I really liked a lot of crap food that wasn't that great for me.
Being a bit slow it took me years to gradually change my eating habits so that my eating reflected what healthy reconditions are.
As I ate healthy more consistently I grew further from wanting unhealthy foods but still found myself feeling rewarded by overeating. Yes you can eat too much healthy food. Calories are calories.
Over time this changed too. As overeating became less frequent each time I did dive into calorie bomb meals I was more attune to the after affects. I was getting used to what it felt like to eat satisfying healthy meals. I didn't feel bloated or lethargic. There is no brick in the gut. I slept better. I didn't have to deal with feeling remorseful for overeating. I actually felt pretty damn good. Better than I knew I could.
Over time I had developed a new reward association with eating healthy to the point of instead of looking forward to overeating at holiday meals I started to regreat these meals in advance.
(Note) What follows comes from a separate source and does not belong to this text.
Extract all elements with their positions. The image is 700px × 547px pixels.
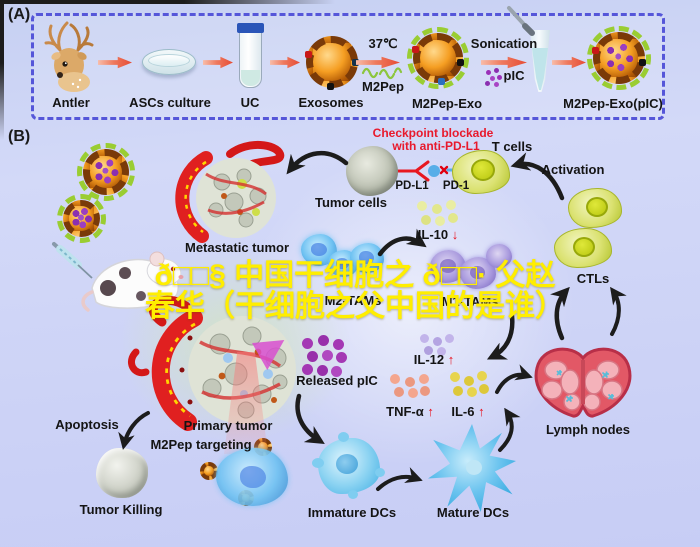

I regretted feeling obliged to fulfill the custom of overeating. I really wanted to eat healthy but there was social pressure to overeat as well as my own pressure because some of the old reward seeking was still there. I knew the food would certainly taste good and that I could make excuses to keep eating.
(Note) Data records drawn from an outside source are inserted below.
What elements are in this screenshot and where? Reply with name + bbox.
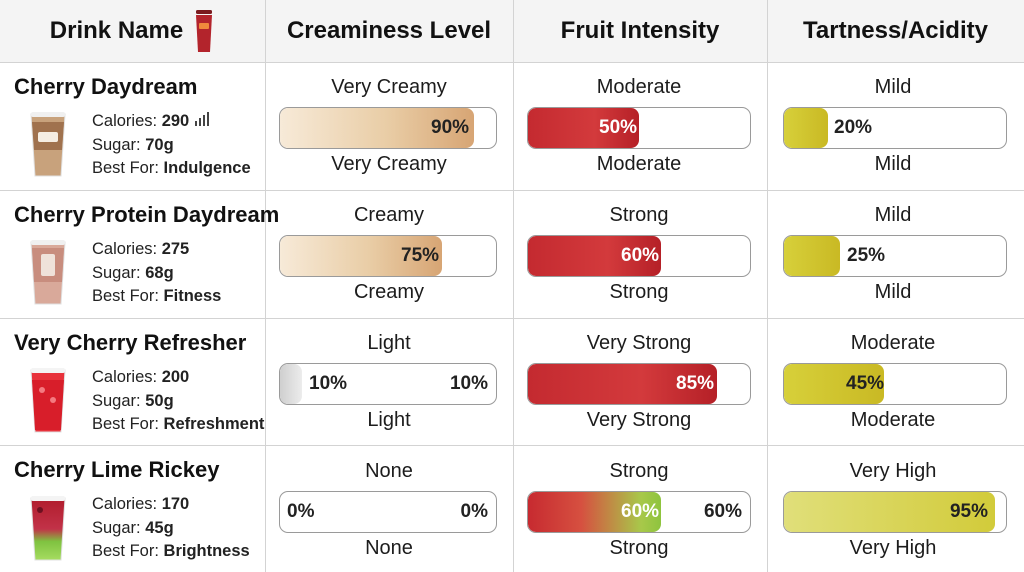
fruit-label: Strong bbox=[609, 460, 669, 482]
nutrition-info: Calories: 200 Sugar: 50g Best For: Refre… bbox=[92, 368, 265, 433]
tartness-bar: 20% bbox=[783, 107, 1007, 149]
row-divider bbox=[0, 190, 1024, 191]
tartness-label: Moderate bbox=[850, 332, 936, 354]
lime-rickey-icon bbox=[30, 496, 66, 561]
table-header bbox=[0, 0, 1024, 62]
fruit-bar: 50% bbox=[527, 107, 751, 149]
fruit-label: Very Strong bbox=[586, 409, 692, 431]
fruit-label: Very Strong bbox=[586, 332, 692, 354]
bar-fill bbox=[784, 364, 884, 404]
tartness-bar: 95% bbox=[783, 491, 1007, 533]
creaminess-label: None bbox=[365, 537, 413, 559]
header-creaminess: Creaminess Level bbox=[286, 17, 492, 44]
bar-percent: 60% bbox=[703, 501, 742, 522]
fruit-label: Moderate bbox=[596, 153, 682, 175]
fruit-bar: 85% bbox=[527, 363, 751, 405]
bar-fill bbox=[784, 108, 829, 148]
creaminess-label: Creamy bbox=[353, 281, 424, 303]
creaminess-bar: 90% bbox=[279, 107, 497, 149]
bar-percent: 0% bbox=[287, 501, 315, 522]
tartness-label: Very High bbox=[849, 460, 937, 482]
fruit-label: Strong bbox=[609, 537, 669, 559]
tartness-label: Very High bbox=[849, 537, 937, 559]
bar-percent: 0% bbox=[460, 501, 488, 522]
creaminess-bar: 0% 0% bbox=[279, 491, 497, 533]
bar-percent: 10% bbox=[309, 373, 348, 394]
nutrition-info: Calories: 170 Sugar: 45g Best For: Brigh… bbox=[92, 495, 250, 560]
bar-percent: 25% bbox=[847, 245, 886, 266]
bar-percent: 20% bbox=[834, 117, 873, 138]
bar-fill bbox=[528, 236, 662, 276]
bar-percent: 60% bbox=[621, 501, 660, 522]
bar-chart-icon bbox=[194, 112, 209, 126]
creaminess-label: Light bbox=[367, 409, 411, 431]
bar-percent: 95% bbox=[949, 501, 988, 522]
iced-latte-icon bbox=[30, 112, 66, 177]
tartness-label: Mild bbox=[874, 204, 912, 226]
row-divider bbox=[0, 62, 1024, 63]
header-fruit-intensity: Fruit Intensity bbox=[560, 17, 720, 44]
bar-fill bbox=[784, 236, 840, 276]
row-divider bbox=[0, 318, 1024, 319]
creaminess-label: Light bbox=[367, 332, 411, 354]
bar-percent: 75% bbox=[401, 245, 440, 266]
creaminess-label: Creamy bbox=[353, 204, 424, 226]
creaminess-label: Very Creamy bbox=[331, 76, 447, 98]
bar-fill bbox=[280, 364, 302, 404]
column-divider bbox=[265, 0, 266, 572]
fruit-bar: 60% 60% bbox=[527, 491, 751, 533]
tartness-bar: 25% bbox=[783, 235, 1007, 277]
bar-percent: 60% bbox=[621, 245, 660, 266]
column-divider bbox=[513, 0, 514, 572]
tartness-label: Mild bbox=[874, 281, 912, 303]
bar-fill bbox=[784, 492, 995, 532]
drink-cup-icon bbox=[196, 10, 213, 52]
header-tartness: Tartness/Acidity bbox=[803, 17, 988, 44]
bar-fill bbox=[528, 108, 639, 148]
tartness-bar: 45% bbox=[783, 363, 1007, 405]
fruit-label: Strong bbox=[609, 204, 669, 226]
creaminess-label: Very Creamy bbox=[331, 153, 447, 175]
fruit-bar: 60% bbox=[527, 235, 751, 277]
fruit-label: Strong bbox=[609, 281, 669, 303]
drink-name: Cherry Protein Daydream bbox=[14, 202, 280, 227]
creaminess-label: None bbox=[365, 460, 413, 482]
nutrition-info: Calories: 290 Sugar: 70g Best For: Indul… bbox=[92, 112, 251, 177]
refresher-drink-icon bbox=[30, 368, 66, 433]
row-divider bbox=[0, 445, 1024, 446]
column-divider bbox=[767, 0, 768, 572]
bar-percent: 45% bbox=[846, 373, 885, 394]
tartness-label: Moderate bbox=[850, 409, 936, 431]
bar-percent: 50% bbox=[599, 117, 638, 138]
drink-name: Cherry Lime Rickey bbox=[14, 457, 220, 482]
bar-fill bbox=[528, 492, 662, 532]
fruit-label: Moderate bbox=[596, 76, 682, 98]
protein-shake-icon bbox=[30, 240, 66, 305]
tartness-label: Mild bbox=[874, 76, 912, 98]
creaminess-bar: 75% bbox=[279, 235, 497, 277]
bar-fill bbox=[280, 236, 442, 276]
bar-percent: 90% bbox=[431, 117, 470, 138]
tartness-label: Mild bbox=[874, 153, 912, 175]
nutrition-info: Calories: 275 Sugar: 68g Best For: Fitne… bbox=[92, 240, 222, 305]
bar-fill bbox=[280, 108, 475, 148]
bar-percent: 10% bbox=[449, 373, 488, 394]
bar-percent: 85% bbox=[676, 373, 715, 394]
header-drink-name: Drink Name bbox=[0, 0, 265, 62]
drink-name: Cherry Daydream bbox=[14, 74, 198, 99]
creaminess-bar: 10% 10% bbox=[279, 363, 497, 405]
drink-name: Very Cherry Refresher bbox=[14, 330, 247, 355]
bar-fill bbox=[528, 364, 717, 404]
Afterwards I'd feel not so good. When you eat healthy most of the time your digestive system gets used to high fibre low fat foods. When you suddenly burden your GI tract with high fat low fibre traditional foods in large volumes, you get constipated. You feel like crap, literally.
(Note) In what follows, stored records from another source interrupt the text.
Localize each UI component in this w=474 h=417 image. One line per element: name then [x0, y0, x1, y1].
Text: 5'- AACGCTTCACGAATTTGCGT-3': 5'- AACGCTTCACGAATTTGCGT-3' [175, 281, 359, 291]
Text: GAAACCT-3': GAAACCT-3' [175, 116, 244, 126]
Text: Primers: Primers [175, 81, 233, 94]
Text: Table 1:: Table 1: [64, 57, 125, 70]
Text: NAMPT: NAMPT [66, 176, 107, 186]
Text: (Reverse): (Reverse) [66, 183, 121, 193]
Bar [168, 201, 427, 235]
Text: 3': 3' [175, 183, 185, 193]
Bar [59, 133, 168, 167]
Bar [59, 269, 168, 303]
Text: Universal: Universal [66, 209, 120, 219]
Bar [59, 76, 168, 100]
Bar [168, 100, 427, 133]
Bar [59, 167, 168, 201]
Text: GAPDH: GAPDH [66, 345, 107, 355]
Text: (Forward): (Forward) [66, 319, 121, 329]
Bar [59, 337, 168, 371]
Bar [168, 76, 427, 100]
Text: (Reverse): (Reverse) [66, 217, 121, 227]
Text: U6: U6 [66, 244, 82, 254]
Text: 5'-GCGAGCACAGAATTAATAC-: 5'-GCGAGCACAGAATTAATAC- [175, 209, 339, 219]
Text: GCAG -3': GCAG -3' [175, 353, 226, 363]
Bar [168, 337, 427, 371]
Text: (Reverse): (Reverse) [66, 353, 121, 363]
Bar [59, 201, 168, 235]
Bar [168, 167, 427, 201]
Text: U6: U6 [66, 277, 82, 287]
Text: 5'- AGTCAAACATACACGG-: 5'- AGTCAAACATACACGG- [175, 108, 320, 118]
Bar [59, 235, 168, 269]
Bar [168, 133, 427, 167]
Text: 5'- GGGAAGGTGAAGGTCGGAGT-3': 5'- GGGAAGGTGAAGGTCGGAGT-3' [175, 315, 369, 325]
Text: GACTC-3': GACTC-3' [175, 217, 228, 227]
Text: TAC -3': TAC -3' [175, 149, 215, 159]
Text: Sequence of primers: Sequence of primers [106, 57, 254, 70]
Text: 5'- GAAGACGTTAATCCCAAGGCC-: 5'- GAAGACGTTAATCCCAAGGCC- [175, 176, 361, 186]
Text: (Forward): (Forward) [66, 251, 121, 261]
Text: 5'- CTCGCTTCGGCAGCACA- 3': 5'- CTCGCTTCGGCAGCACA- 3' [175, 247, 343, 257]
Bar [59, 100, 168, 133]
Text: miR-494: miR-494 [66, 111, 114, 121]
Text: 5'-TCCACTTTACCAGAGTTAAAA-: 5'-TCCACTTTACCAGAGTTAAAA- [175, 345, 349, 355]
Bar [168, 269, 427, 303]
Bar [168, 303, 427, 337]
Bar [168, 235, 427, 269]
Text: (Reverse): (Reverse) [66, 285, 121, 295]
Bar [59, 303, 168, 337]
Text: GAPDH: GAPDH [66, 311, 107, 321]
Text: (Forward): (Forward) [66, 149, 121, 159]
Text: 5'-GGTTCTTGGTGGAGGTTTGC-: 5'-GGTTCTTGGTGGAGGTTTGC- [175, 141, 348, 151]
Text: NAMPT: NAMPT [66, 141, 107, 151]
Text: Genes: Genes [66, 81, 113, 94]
So this Christmas I felt compelled not to overeat because I didn't want to deal with the uncomfortable aftermath. I felt incentive to eat what I need because I knew this would feel more satisfying.
This year was different because I had done enough work on my thoughts, feelings, and eating habits that it all came together and was easy.. And oh so satisfying.
Christmas dinner with family was great. That value did not change. The food still tasted great and I enjoyed it. I enjoyed the company and good times. I didn't feel the need for extra food being a prerequisite for enjoying Christmas with my family.
The Christmas dinners two days in a row were the best I'd had because there was no underlying food drama. I think I have it better than many though. Eating healthy at Christmas dinner doesn't always go over well. I've had friends tell me that when they try the same thing they get questioned by family and friends.. "Are you sick? Don't you like the food? Are you on some kind of diet?" Many are ostracized for not overeating. There is societal pressure to be thin for some but there is more social pressure to overeat and if you don't comply someone will point it out to you.
The things that enabled me to feel completely satisfied without overeating at Christmas dinners (or whatever dinners for those who don't say Christmas), were:
Completing a long path to adopting an appreciation and sense of reward from healthy eating while at the same time unlearning my previous reward connection with overeating.
Having family that is happy I'm there no matter how much I eat.
This didn't happen overnight so don't expect instant results if you try the same. If you hang in there though change will come. You'll adapt. After a while wanting to eat healthy will feel good instead of being misinterpreted as feeling restrictive. Ironically if you think about it, chronically overeating is restrictive. We restrict ourselves to only overeating and are not open to healthy options, perhaps even offended by the idea of eating healthy because eating unhealthy is so practiced, so naturalized, that eating healthy is perceived as interfering with the status quo.
I really had a great Christmas this year and eating healthy made it even better.